Выбрать главу

 

* * *

— Хорошо, — сказал Борис Ларионов, когда рассказ о пожаре был закончен. — Ты восстановил, ты от бабушки ушел и от дедушки ушел, вышел сухим из воды — ну и что?

Виктор остолбенел. Теперь, когда все самым честным и подробным образом было рассказано, услышать в ответ «ну и что?» было для него большой неожиданностью и даже ударом. Ларионов насмешливо перечеркнул все его усилия этим своим «ну и что?». Виктор растерялся, не нашелся что ответить.

— Скажи, ты считаешь себя победителем? Считаешь. Тогда ответь на такой простой вопрос: кого ты победил? Уж не спрашиваю, какой ценой и какими методами...

Лунев призывал всё свое самообладание, удерживал себя на прежнем тоне и выражении лица. Знал за собой: лицо выдает его мысли и отношение к человеку красноречивее любых слов.

— Кого я победил? — задумчиво переспросил он. Точнее, было бы — ЧТО я победил. Малодушие, трусость. Как бы это точнее сказать... себя победил. Да, себя. Взял разводной ключ и завернул свои гайки.

— И гайки бригады, — поддакнул Ларионов. Трудно было понять, что в его голосе — одобрение, насмешка? Нет, не понять, закрыт и снаружи и изнутри. Себя победить, дед, — это большая победа.

— Да! — в голосе Лунева послышался некоторый вызов. — И гайки бригады. Может, даже так: победил бригаду, а может быть, создал настоящую бригаду. И научился улыбаться, когда хочется в морду дать.

— Но и в морду дать не преминул... Видишь ли, у тебя саморазвивающаяся история, один шаг неизбежно вызывает другой, и конец определен началом.

Тогда Лунев предложил перевернуть шахматную доску, поменяться фигурами, ведь Борис любит играть за противника. Как бы действовал он на месте бурового мастера?

По Ларионову, нужно было с самого начала доложить о ЧП по полной форме и ждать официального решения. Он уверен, что руководство партии и управления разрешило бы восстанавливать буровую, причем не исподтишка, не тайком, а на законных основаниях. Еще не было случая, чтобы виновному не дали возможности искупить свою вину. Да, допускал Борис, наказание могло быть, но, учитывая молодость, самоотверженные действия мастера при тушении пожара, чистосердечное признание и готовность восстановить, даже уголовное наказание было бы скорее всего только условным. И не слева, а со склада выписали бы необходимое оборудование. Восстановление шло бы без сверхурочных, без драм в коллективе, рабочие получали бы, между прочим, положенную зарплату.
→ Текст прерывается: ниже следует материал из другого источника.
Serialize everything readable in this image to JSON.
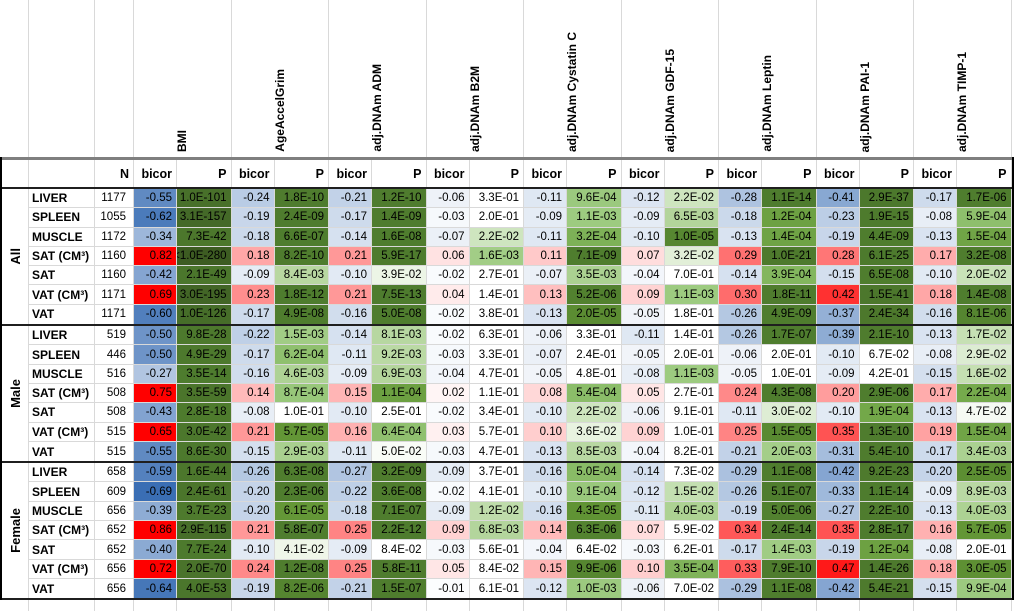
{
  "chart_data": {
    "type": "heatmap_table",
    "columns": {
      "n": "N",
      "bicor": "bicor",
      "p": "P"
    },
    "variables": [
      "BMI",
      "AgeAccelGrim",
      "adj.DNAm ADM",
      "adj.DNAm B2M",
      "adj.DNAm Cystatin C",
      "adj.DNAm GDF-15",
      "adj.DNAm Leptin",
      "adj.DNAm PAI-1",
      "adj.DNAm TIMP-1"
    ],
    "colors": {
      "bicor_positive_max": "#FF0000",
      "bicor_negative_max": "#3A6EB4",
      "p_scale_light": "#C9E2B8",
      "p_scale_mid": "#4F7D2E",
      "p_scale_dark": "#3C5A21",
      "gridline": "#D9D9D9",
      "separator_dark": "#1F1F1F",
      "separator_gray": "#7F7F7F"
    },
    "groups": [
      {
        "label": "All",
        "rows": [
          {
            "tissue": "LIVER",
            "n": "1177",
            "bicor": [
              "-0.55",
              "-0.24",
              "-0.21",
              "-0.06",
              "-0.11",
              "-0.12",
              "-0.28",
              "-0.41",
              "-0.17"
            ],
            "p": [
              "1.0E-101",
              "1.8E-10",
              "1.2E-10",
              "3.3E-01",
              "9.6E-04",
              "2.2E-02",
              "1.1E-14",
              "2.9E-37",
              "1.7E-06"
            ]
          },
          {
            "tissue": "SPLEEN",
            "n": "1055",
            "bicor": [
              "-0.62",
              "-0.19",
              "-0.17",
              "-0.03",
              "-0.09",
              "-0.09",
              "-0.18",
              "-0.23",
              "-0.08"
            ],
            "p": [
              "3.1E-157",
              "2.4E-09",
              "1.4E-09",
              "2.0E-01",
              "1.1E-03",
              "6.5E-03",
              "1.2E-04",
              "1.9E-15",
              "5.9E-04"
            ]
          },
          {
            "tissue": "MUSCLE",
            "n": "1172",
            "bicor": [
              "-0.34",
              "-0.18",
              "-0.14",
              "-0.07",
              "-0.11",
              "-0.10",
              "-0.13",
              "-0.19",
              "-0.13"
            ],
            "p": [
              "7.3E-42",
              "6.6E-07",
              "1.6E-08",
              "2.2E-02",
              "3.2E-04",
              "1.0E-05",
              "1.4E-04",
              "4.4E-09",
              "1.5E-04"
            ]
          },
          {
            "tissue": "SAT (CM³)",
            "n": "1160",
            "bicor": [
              "0.82",
              "0.18",
              "0.21",
              "0.06",
              "0.11",
              "0.07",
              "0.29",
              "0.28",
              "0.17"
            ],
            "p": [
              "<1.0E-280",
              "8.2E-10",
              "5.9E-17",
              "1.6E-03",
              "7.1E-09",
              "3.2E-02",
              "1.0E-21",
              "6.1E-25",
              "3.2E-08"
            ]
          },
          {
            "tissue": "SAT",
            "n": "1160",
            "bicor": [
              "-0.42",
              "-0.09",
              "-0.10",
              "-0.02",
              "-0.07",
              "-0.04",
              "-0.14",
              "-0.15",
              "-0.10"
            ],
            "p": [
              "2.1E-49",
              "8.4E-03",
              "3.9E-02",
              "2.7E-01",
              "3.5E-03",
              "7.0E-01",
              "3.9E-04",
              "6.5E-08",
              "2.0E-02"
            ]
          },
          {
            "tissue": "VAT (CM³)",
            "n": "1171",
            "bicor": [
              "0.69",
              "0.23",
              "0.21",
              "0.04",
              "0.13",
              "0.09",
              "0.30",
              "0.42",
              "0.18"
            ],
            "p": [
              "3.0E-195",
              "1.8E-12",
              "7.5E-13",
              "1.4E-01",
              "5.2E-06",
              "1.1E-03",
              "1.8E-11",
              "1.5E-41",
              "1.4E-08"
            ]
          },
          {
            "tissue": "VAT",
            "n": "1171",
            "bicor": [
              "-0.60",
              "-0.17",
              "-0.16",
              "-0.02",
              "-0.13",
              "-0.05",
              "-0.26",
              "-0.37",
              "-0.16"
            ],
            "p": [
              "1.0E-126",
              "4.9E-08",
              "5.0E-08",
              "3.8E-01",
              "2.0E-05",
              "1.8E-01",
              "4.9E-09",
              "2.4E-34",
              "8.1E-06"
            ]
          }
        ]
      },
      {
        "label": "Male",
        "rows": [
          {
            "tissue": "LIVER",
            "n": "519",
            "bicor": [
              "-0.50",
              "-0.22",
              "-0.14",
              "-0.02",
              "-0.06",
              "-0.11",
              "-0.26",
              "-0.39",
              "-0.13"
            ],
            "p": [
              "9.8E-28",
              "1.5E-03",
              "8.1E-03",
              "6.3E-01",
              "3.3E-01",
              "1.4E-01",
              "1.7E-07",
              "2.1E-10",
              "1.7E-02"
            ]
          },
          {
            "tissue": "SPLEEN",
            "n": "446",
            "bicor": [
              "-0.50",
              "-0.17",
              "-0.11",
              "-0.03",
              "-0.07",
              "-0.05",
              "-0.06",
              "-0.10",
              "-0.08"
            ],
            "p": [
              "4.9E-29",
              "6.2E-04",
              "9.2E-03",
              "3.3E-01",
              "2.4E-01",
              "2.0E-01",
              "2.0E-01",
              "6.7E-02",
              "2.9E-02"
            ]
          },
          {
            "tissue": "MUSCLE",
            "n": "516",
            "bicor": [
              "-0.27",
              "-0.16",
              "-0.09",
              "-0.04",
              "-0.05",
              "-0.08",
              "-0.05",
              "-0.09",
              "-0.15"
            ],
            "p": [
              "3.5E-14",
              "4.6E-03",
              "6.9E-03",
              "4.7E-01",
              "4.8E-01",
              "1.1E-03",
              "1.0E-01",
              "4.2E-01",
              "1.6E-02"
            ]
          },
          {
            "tissue": "SAT (CM³)",
            "n": "508",
            "bicor": [
              "0.75",
              "0.14",
              "0.15",
              "0.02",
              "0.08",
              "0.05",
              "0.24",
              "0.20",
              "0.17"
            ],
            "p": [
              "3.5E-59",
              "8.7E-04",
              "1.1E-04",
              "1.1E-01",
              "5.4E-04",
              "2.7E-01",
              "4.3E-08",
              "2.9E-06",
              "2.2E-04"
            ]
          },
          {
            "tissue": "SAT",
            "n": "508",
            "bicor": [
              "-0.43",
              "-0.08",
              "-0.10",
              "-0.02",
              "-0.10",
              "-0.06",
              "-0.11",
              "-0.10",
              "-0.13"
            ],
            "p": [
              "2.8E-18",
              "1.0E-01",
              "2.5E-01",
              "3.4E-01",
              "2.2E-02",
              "9.1E-01",
              "3.0E-02",
              "1.9E-04",
              "4.7E-02"
            ]
          },
          {
            "tissue": "VAT (CM³)",
            "n": "515",
            "bicor": [
              "0.65",
              "0.21",
              "0.16",
              "0.03",
              "0.10",
              "0.09",
              "0.25",
              "0.35",
              "0.19"
            ],
            "p": [
              "3.0E-42",
              "5.7E-05",
              "6.4E-04",
              "5.7E-01",
              "3.6E-02",
              "1.0E-01",
              "1.5E-05",
              "1.3E-10",
              "1.5E-04"
            ]
          },
          {
            "tissue": "VAT",
            "n": "515",
            "bicor": [
              "-0.55",
              "-0.15",
              "-0.11",
              "-0.03",
              "-0.13",
              "-0.04",
              "-0.21",
              "-0.31",
              "-0.17"
            ],
            "p": [
              "8.6E-30",
              "2.9E-03",
              "5.0E-02",
              "4.7E-01",
              "8.5E-03",
              "8.2E-01",
              "2.0E-03",
              "5.4E-10",
              "3.4E-03"
            ]
          }
        ]
      },
      {
        "label": "Female",
        "rows": [
          {
            "tissue": "LIVER",
            "n": "658",
            "bicor": [
              "-0.59",
              "-0.26",
              "-0.27",
              "-0.09",
              "-0.16",
              "-0.14",
              "-0.29",
              "-0.42",
              "-0.20"
            ],
            "p": [
              "1.6E-44",
              "6.3E-08",
              "3.2E-09",
              "3.7E-01",
              "5.0E-04",
              "7.3E-02",
              "1.1E-08",
              "9.2E-23",
              "2.5E-05"
            ]
          },
          {
            "tissue": "SPLEEN",
            "n": "609",
            "bicor": [
              "-0.69",
              "-0.20",
              "-0.22",
              "-0.02",
              "-0.10",
              "-0.12",
              "-0.26",
              "-0.33",
              "-0.09"
            ],
            "p": [
              "2.4E-61",
              "2.3E-06",
              "3.6E-08",
              "4.1E-01",
              "9.1E-04",
              "1.5E-02",
              "5.1E-07",
              "1.1E-14",
              "8.9E-03"
            ]
          },
          {
            "tissue": "MUSCLE",
            "n": "656",
            "bicor": [
              "-0.39",
              "-0.20",
              "-0.18",
              "-0.09",
              "-0.16",
              "-0.11",
              "-0.19",
              "-0.27",
              "-0.13"
            ],
            "p": [
              "3.7E-23",
              "6.1E-05",
              "7.1E-07",
              "1.2E-02",
              "4.3E-05",
              "4.0E-03",
              "5.0E-06",
              "2.2E-10",
              "4.0E-03"
            ]
          },
          {
            "tissue": "SAT (CM³)",
            "n": "652",
            "bicor": [
              "0.86",
              "0.21",
              "0.25",
              "0.09",
              "0.14",
              "0.07",
              "0.34",
              "0.35",
              "0.16"
            ],
            "p": [
              "2.9E-115",
              "5.8E-07",
              "2.2E-12",
              "6.8E-03",
              "6.3E-06",
              "5.9E-02",
              "2.4E-14",
              "2.8E-17",
              "5.7E-05"
            ]
          },
          {
            "tissue": "SAT",
            "n": "652",
            "bicor": [
              "-0.40",
              "-0.10",
              "-0.09",
              "-0.03",
              "-0.04",
              "-0.03",
              "-0.17",
              "-0.19",
              "-0.08"
            ],
            "p": [
              "7.7E-24",
              "4.1E-02",
              "8.4E-02",
              "5.6E-01",
              "6.4E-02",
              "6.2E-01",
              "1.4E-03",
              "1.2E-04",
              "2.0E-01"
            ]
          },
          {
            "tissue": "VAT (CM³)",
            "n": "656",
            "bicor": [
              "0.72",
              "0.24",
              "0.25",
              "0.05",
              "0.15",
              "0.10",
              "0.33",
              "0.47",
              "0.18"
            ],
            "p": [
              "2.0E-70",
              "1.2E-08",
              "5.8E-11",
              "8.4E-02",
              "9.9E-06",
              "3.5E-04",
              "7.9E-10",
              "1.4E-26",
              "3.0E-05"
            ]
          },
          {
            "tissue": "VAT",
            "n": "656",
            "bicor": [
              "-0.64",
              "-0.19",
              "-0.21",
              "-0.01",
              "-0.12",
              "-0.06",
              "-0.29",
              "-0.42",
              "-0.15"
            ],
            "p": [
              "4.0E-53",
              "8.2E-06",
              "1.5E-07",
              "6.1E-01",
              "1.0E-03",
              "7.0E-02",
              "1.1E-08",
              "5.4E-21",
              "9.9E-04"
            ]
          }
        ]
      }
    ]
  }
}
Такой путь восстановления автоматически исключает всякие увертки перед прокуратурой, комиссиями, анонимки, расследования. Ты красиво ходишь по Москве, говорил Борис, этаким торпедным катером, а там ты ходил на полусогнутых.. Действия Ларионова и Лунева совпадали лишь в одном — в отказе от премии.

Выслушав, Виктор шумно вздохнул, закурил, тяжело сказал:

— Значит, я снова взял бы у государства пятьдесят тысяч рублей, какие однажды уже сгорели по моей вине. И это ты называешь — искупить вину? Пятьдесят сгорели да пятьдесят взял на восстановление — сто! Сто! Так мы всю Россию разбазарим. Да и восстанавливать таким способом ты будешь два года! Два! Ты хочешь все правила соблюдать — соблюдай!.. Нет, товарищ журналист, в твоем варианте много скользких мест. Получил ты пятерку условно, доверили бы тебе снова буровую? Держи карман, как же, доверят! Условникам их никогда не доверяли.

Он очень старался убедить Ларионова так же логично, как умел мыслить Ларионов.

— Нормальные герои всегда идут в обход, — усмехнулся Борис. — Сто тысяч — это, конечно, бесхозяйственность. А не бесхозяйственно разбазаривать дефицитные приборы, оборудование по бригадам без потребности в нем? Все эти загашники, бурстанки под снегом...

— Ну и кого же в таком случае победил ты? О методах я не говорю — они правильные, государственные... Как газета, правильные. И ясно, какой ценой — за государственный счет, по накладной, со склада. Так отремонтировать может любой... хлюпик.

— Я бы победил бесхозяйственность. Именно ее. Победил бы собственную трусость, ведь победителем иногда может выйти и трус. И не дрожал бы перед каждой машиной. Пойми, в чем тут принципиальная разница: я свою котлету не ночью под одеялом ем — я сел за стол и честно, с достоинством, с вилкой и ножом ее слопал. И с аппетитом к тому же! И не было бы никаких слухов, анонимок и этих унизительных припираний рабочих к стенке. Ты осуждал Тучнина и Павла за это, но забыл, что сам-то делал то же самое.